NIGHTMARE POP – Trio originaire de Brighton (UK), Esben and the Witch tire son nom d’un conte danois. Après un premier album très abouti et un passage remarqué sur Arte dans le cadre de l’émergence de ce nouveau style, le combo revient avec un nouvel opus toujours chez Matador. Emprunt de sonorités gothiques mêlées à du rock indépendant voire du post-rock, leur premier opus avait séduit. Cependant, si le trio a su tirer parti d’un mélange hétérodoxe et peu en vogue à l’époque, comment envisage-t-il son évolution ? Réussit-il à éviter le piège de la redite ou reste-t-il prisonnier d’un genre à identité forte mais cloisonnante qu’il a lui-même inventé ?
Ce que l’on peut dire de prime abord, c’est que cet album se veut à la fois liquide et aérien, mélancolique et triste, mais serein. La guitare, évanescente, est soutenue par un « delay » et une « reverb » qui font de chacune de ses notes une explosion douce, un miroitement, ou un effluve délicat. Jouant tant sur les arpèges que le note à note ou encore le tremolo post-rock, le guitariste nous emmène dans un univers hypnotique et envoutant, maussade et chaud. La voix douce, limpide et cristalline renforce la matérialité brumeuse de chaque titre à quoi s’ajoute une batterie soit binaire soit galopante, marquée ou fragile.
De manière générale on peut dire que le trio aime jouer sur les contrastes et les oppositions. Tantôt la guitare se fait étincelante alors que la rythmique se veut plus lourde. Tantôt les passages remplis et très mélodiques s’entrecroisent avec des espaces plus aérés. Le tempo d’un instrument se fera plus rapide alors qu’un autre jouera plus lentement et simultanément. L’une des grandes prouesses du groupe tient ainsi à créer un univers à la fois sombre et triste mais chaleureux. Les morceaux, extrêmement structurés, se veulent donc paradoxalement très légers et travaillés ce qui confère à l’auditeur une impression « d’immatérialité tangible ».

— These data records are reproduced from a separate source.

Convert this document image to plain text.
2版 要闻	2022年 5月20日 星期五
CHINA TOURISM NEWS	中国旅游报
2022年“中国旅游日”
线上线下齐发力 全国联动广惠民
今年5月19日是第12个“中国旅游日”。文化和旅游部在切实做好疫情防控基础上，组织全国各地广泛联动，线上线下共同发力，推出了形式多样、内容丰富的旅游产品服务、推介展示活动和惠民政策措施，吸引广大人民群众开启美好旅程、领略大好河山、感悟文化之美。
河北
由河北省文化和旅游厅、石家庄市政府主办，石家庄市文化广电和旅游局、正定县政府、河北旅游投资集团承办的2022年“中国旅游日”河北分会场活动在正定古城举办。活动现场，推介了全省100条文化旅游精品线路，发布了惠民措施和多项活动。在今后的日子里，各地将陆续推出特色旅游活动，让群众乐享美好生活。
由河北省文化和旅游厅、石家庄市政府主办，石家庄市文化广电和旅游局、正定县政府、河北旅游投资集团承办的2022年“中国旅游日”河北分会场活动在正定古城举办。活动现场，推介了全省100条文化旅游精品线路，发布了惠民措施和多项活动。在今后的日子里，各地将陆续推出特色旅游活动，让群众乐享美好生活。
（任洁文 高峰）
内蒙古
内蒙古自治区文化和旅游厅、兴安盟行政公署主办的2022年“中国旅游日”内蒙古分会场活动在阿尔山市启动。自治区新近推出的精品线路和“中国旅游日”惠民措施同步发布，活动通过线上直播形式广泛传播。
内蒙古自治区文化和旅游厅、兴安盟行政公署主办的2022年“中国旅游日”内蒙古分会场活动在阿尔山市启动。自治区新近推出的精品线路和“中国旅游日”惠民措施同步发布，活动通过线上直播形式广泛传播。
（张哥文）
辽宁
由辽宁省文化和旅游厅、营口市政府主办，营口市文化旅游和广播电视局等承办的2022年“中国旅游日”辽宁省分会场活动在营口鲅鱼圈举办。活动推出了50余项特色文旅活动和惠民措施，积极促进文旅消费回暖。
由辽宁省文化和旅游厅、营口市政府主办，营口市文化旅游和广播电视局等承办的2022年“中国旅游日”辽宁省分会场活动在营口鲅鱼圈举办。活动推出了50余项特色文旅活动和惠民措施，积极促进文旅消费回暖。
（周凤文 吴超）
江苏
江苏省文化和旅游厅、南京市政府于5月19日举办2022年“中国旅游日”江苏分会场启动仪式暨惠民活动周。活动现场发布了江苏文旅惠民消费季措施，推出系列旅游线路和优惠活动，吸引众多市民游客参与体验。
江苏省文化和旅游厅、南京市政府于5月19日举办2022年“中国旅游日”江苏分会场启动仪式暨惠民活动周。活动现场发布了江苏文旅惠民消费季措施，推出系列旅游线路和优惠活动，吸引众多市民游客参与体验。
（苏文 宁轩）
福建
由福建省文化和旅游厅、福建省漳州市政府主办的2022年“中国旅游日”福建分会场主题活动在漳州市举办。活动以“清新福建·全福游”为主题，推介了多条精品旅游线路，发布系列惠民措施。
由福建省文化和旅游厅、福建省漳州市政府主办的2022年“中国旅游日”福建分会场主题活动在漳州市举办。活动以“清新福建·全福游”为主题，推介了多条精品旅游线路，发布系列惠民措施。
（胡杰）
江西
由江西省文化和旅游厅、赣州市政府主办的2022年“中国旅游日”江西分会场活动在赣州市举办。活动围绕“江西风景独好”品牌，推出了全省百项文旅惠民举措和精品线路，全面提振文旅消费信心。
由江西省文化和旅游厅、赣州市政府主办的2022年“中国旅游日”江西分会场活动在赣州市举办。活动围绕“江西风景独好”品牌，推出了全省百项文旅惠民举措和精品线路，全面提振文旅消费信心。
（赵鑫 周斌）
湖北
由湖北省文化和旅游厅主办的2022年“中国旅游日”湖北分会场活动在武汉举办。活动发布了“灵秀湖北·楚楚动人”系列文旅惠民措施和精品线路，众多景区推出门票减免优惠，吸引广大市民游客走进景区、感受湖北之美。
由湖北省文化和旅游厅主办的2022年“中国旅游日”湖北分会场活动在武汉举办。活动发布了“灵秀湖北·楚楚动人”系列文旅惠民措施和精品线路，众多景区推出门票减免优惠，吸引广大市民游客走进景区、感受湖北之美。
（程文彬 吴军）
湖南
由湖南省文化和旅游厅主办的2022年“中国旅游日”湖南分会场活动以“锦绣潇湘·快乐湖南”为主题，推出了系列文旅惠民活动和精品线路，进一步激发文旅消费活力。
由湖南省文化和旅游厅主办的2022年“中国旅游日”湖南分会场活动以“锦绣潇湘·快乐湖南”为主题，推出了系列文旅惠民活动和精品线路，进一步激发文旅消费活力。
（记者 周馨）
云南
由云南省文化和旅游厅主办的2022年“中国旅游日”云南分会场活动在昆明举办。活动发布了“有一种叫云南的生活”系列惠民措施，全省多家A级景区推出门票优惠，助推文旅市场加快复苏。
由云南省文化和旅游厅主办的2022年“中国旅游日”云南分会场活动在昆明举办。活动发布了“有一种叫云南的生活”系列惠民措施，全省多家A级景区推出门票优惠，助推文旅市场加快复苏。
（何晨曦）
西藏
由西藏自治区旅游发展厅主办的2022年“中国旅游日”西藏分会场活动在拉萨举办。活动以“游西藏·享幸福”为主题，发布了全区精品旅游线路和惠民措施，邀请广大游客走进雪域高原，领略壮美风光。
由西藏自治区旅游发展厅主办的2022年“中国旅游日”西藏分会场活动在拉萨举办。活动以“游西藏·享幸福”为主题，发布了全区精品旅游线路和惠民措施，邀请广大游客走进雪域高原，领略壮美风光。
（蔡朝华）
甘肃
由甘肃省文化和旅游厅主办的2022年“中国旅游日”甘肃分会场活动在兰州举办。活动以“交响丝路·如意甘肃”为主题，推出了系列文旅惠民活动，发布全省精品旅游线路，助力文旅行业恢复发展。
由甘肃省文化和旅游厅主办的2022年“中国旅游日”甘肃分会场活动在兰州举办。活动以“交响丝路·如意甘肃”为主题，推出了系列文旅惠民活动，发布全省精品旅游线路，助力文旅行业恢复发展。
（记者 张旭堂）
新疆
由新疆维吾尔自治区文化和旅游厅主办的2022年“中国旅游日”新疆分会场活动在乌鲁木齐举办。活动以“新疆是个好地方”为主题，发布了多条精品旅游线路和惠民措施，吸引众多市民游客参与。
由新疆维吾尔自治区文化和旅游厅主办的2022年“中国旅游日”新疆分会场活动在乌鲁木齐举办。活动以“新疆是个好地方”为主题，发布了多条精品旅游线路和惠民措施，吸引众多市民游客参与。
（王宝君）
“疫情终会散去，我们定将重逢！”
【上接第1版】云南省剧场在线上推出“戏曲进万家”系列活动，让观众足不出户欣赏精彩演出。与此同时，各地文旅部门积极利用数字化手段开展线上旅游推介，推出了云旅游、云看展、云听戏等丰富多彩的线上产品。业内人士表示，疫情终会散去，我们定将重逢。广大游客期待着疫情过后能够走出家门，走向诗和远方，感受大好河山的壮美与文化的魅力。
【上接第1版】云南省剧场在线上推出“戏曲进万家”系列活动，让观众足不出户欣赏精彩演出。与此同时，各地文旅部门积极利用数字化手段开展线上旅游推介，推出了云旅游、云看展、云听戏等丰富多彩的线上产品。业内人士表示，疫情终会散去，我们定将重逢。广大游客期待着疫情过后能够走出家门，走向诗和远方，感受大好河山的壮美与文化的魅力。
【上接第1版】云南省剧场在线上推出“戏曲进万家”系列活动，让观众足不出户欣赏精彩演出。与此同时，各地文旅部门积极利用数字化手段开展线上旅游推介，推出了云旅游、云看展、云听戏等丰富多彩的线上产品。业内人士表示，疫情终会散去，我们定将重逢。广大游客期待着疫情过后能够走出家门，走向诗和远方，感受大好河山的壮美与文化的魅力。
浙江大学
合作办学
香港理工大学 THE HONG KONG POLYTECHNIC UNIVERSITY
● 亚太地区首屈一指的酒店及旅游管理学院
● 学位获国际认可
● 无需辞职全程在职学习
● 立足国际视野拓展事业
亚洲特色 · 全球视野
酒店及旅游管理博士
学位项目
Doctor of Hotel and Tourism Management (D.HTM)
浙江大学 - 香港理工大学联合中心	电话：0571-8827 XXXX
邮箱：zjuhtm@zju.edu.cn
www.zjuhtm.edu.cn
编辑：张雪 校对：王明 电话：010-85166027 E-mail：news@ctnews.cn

Ruissellement et miroitement perpétuels, les nouveau titres du combo nous plongent et nous envolent au milieu de nous même ou de l’infini espace – ce qui revient au même – au moyen de montées puissantes mais douces ainsi que d’une constante mise en écho de sons riches et variés. Esben and the Witch nous exhorte en somme à cerner l’obscurité et la tristesse qui peuvent nous habiter en raison de nos fautes mais surtout, à nous en défaire. Véritable cavalcade ponctuée d’essoufflements, de doutes, d’hésitations, cette introspection quasi mystique se conclut par une invitation à se lancer dans l’existence qui ne se veut ni noire ou blanche mais seulement un frôlement d’âmes.
C’est ainsi qu’après nous avoir hypnotisé, ramené au cœur de l’univers et de nous même, Esben and the Witch nous démontre le côté fragile mais intense de toute existence. Romantique mais pas décadent, lucide mais néanmoins serein, le trio de Brighton nous plonge dans un monde à la fois gothique et moderne, onirique et sombre (presque religieux) où le cosmos et le ciel se mélangent au liquide et au vaporeux de la terre. Cela pour créer une peinture musicale à la façon d’un Friedrich ou d’un Turner qui seraient nés au XXIe siècle dans une société postmoderne. On peut dans cette perspective affirmer sans hésitation que le combo réussit brillamment sa mutation, à faire évoluer son style. Cet opus, magistral et très abouti, mérite donc vraiment d’être possédé. Une très belle réussite.